Я оттуда вышел и купил билет. Еще две недели оставался в Москве, пытался завершить свои дела, но не очень успешно. В России бизнес не конвертируется почти никогда, если ты не Абрамович. Я вернул все помещения своих ресторанов хозяевам, сел на самолет и улетел в Майами.
Америка
Мне тогда казалось, что я уставший от жизни человек, что мне много лет, что я поеду к океану и буду жить там, работая на самой обычной работе. Сидя в аэропорту, я понял, что это все-таки не моя история. Там же купил билеты в Нью-Йорк и через 20 дней я прилетел сюда.

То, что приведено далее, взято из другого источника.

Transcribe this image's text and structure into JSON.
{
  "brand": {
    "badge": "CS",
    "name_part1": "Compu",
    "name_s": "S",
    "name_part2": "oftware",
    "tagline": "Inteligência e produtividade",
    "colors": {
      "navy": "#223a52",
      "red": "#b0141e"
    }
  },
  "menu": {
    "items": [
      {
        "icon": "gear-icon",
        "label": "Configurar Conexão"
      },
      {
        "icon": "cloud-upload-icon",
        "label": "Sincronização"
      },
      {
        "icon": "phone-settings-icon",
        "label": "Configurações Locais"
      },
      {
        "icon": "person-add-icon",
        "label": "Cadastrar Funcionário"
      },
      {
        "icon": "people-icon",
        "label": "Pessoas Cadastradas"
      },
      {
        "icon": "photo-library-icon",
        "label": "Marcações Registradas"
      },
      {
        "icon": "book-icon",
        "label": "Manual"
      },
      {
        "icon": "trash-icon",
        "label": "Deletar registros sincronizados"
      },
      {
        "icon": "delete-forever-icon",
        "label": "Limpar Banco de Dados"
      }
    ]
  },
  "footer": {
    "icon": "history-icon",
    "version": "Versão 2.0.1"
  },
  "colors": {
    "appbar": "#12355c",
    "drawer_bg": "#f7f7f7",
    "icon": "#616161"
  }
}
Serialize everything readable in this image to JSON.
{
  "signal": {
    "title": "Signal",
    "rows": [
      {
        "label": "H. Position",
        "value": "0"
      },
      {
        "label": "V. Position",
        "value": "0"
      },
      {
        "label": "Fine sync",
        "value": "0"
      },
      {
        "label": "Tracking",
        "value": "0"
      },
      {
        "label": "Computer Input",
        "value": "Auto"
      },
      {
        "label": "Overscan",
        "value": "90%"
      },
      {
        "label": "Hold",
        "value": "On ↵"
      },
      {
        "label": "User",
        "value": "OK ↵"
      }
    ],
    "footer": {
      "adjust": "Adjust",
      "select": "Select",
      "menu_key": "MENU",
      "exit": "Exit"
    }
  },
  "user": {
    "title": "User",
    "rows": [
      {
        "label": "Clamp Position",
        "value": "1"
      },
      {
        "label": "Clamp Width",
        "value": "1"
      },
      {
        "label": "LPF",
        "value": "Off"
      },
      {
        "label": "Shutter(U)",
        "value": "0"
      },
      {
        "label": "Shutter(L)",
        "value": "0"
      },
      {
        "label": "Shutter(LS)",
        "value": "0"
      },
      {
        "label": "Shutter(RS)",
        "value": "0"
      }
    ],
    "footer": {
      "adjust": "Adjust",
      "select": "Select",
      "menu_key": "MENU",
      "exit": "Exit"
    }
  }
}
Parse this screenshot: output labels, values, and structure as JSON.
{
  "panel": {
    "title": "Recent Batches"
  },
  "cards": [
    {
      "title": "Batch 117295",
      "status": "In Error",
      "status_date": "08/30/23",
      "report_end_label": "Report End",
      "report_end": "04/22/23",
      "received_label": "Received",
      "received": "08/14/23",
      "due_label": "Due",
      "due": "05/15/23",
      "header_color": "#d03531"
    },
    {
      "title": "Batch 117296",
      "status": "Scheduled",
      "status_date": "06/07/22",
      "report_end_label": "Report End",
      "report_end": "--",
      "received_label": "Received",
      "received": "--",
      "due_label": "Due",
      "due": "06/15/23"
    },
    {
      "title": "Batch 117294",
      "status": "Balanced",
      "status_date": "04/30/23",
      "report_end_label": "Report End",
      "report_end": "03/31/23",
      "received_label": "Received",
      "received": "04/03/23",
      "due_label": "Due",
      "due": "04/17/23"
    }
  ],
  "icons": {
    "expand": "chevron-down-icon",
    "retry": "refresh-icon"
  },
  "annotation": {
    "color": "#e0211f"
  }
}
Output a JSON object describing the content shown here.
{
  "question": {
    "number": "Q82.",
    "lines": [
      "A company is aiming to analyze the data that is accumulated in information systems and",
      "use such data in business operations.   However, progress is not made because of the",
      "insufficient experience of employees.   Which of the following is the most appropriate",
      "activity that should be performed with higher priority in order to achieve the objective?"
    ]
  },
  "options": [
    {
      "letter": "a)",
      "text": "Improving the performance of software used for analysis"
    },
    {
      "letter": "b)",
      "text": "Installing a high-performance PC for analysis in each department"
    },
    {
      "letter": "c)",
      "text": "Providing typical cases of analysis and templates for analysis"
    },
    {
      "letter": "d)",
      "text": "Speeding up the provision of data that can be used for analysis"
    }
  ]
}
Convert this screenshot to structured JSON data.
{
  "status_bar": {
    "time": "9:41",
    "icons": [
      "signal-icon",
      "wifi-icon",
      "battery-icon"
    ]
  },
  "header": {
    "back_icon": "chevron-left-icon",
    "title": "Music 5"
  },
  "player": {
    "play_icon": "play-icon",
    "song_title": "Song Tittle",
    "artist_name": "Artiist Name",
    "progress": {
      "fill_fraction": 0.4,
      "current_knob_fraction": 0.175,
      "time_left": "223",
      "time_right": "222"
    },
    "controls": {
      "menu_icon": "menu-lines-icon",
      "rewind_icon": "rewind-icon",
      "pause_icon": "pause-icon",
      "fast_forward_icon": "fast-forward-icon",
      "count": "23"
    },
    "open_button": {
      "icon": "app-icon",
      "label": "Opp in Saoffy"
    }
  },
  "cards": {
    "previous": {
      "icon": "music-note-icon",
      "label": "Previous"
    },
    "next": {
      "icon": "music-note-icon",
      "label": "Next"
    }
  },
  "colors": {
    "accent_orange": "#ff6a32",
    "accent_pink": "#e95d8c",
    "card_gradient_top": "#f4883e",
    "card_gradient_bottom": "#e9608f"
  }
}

Первое время я жил шелтере. У меня были какие-то карманные деньги с собой, не очень большие, но их было достаточно, чтобы прокормить себя в течение какого-то времени. Я понимал, что долго я не протяну, но так как у меня была идея сразу же закатить большую вечеринку в Нью-Йорке, меня ничего не ломало. Мне все говорили, мол, ты на дне, забудь все, что у тебя было, ты здесь никто. А у меня такой мысли не было. Я точно знал, кто я, зачем сюда приехал, что буду тут делать.
В шелтере я прожил пять месяцев, после этого мне дали убежище и квартиру, потом переселили в квартиру чуть больше, в которой я сейчас живу. Я устроил здесь небольшой уют, как я его понимаю, ко мне приезжают гости, друзья остаются у меня, если им негде переночевать.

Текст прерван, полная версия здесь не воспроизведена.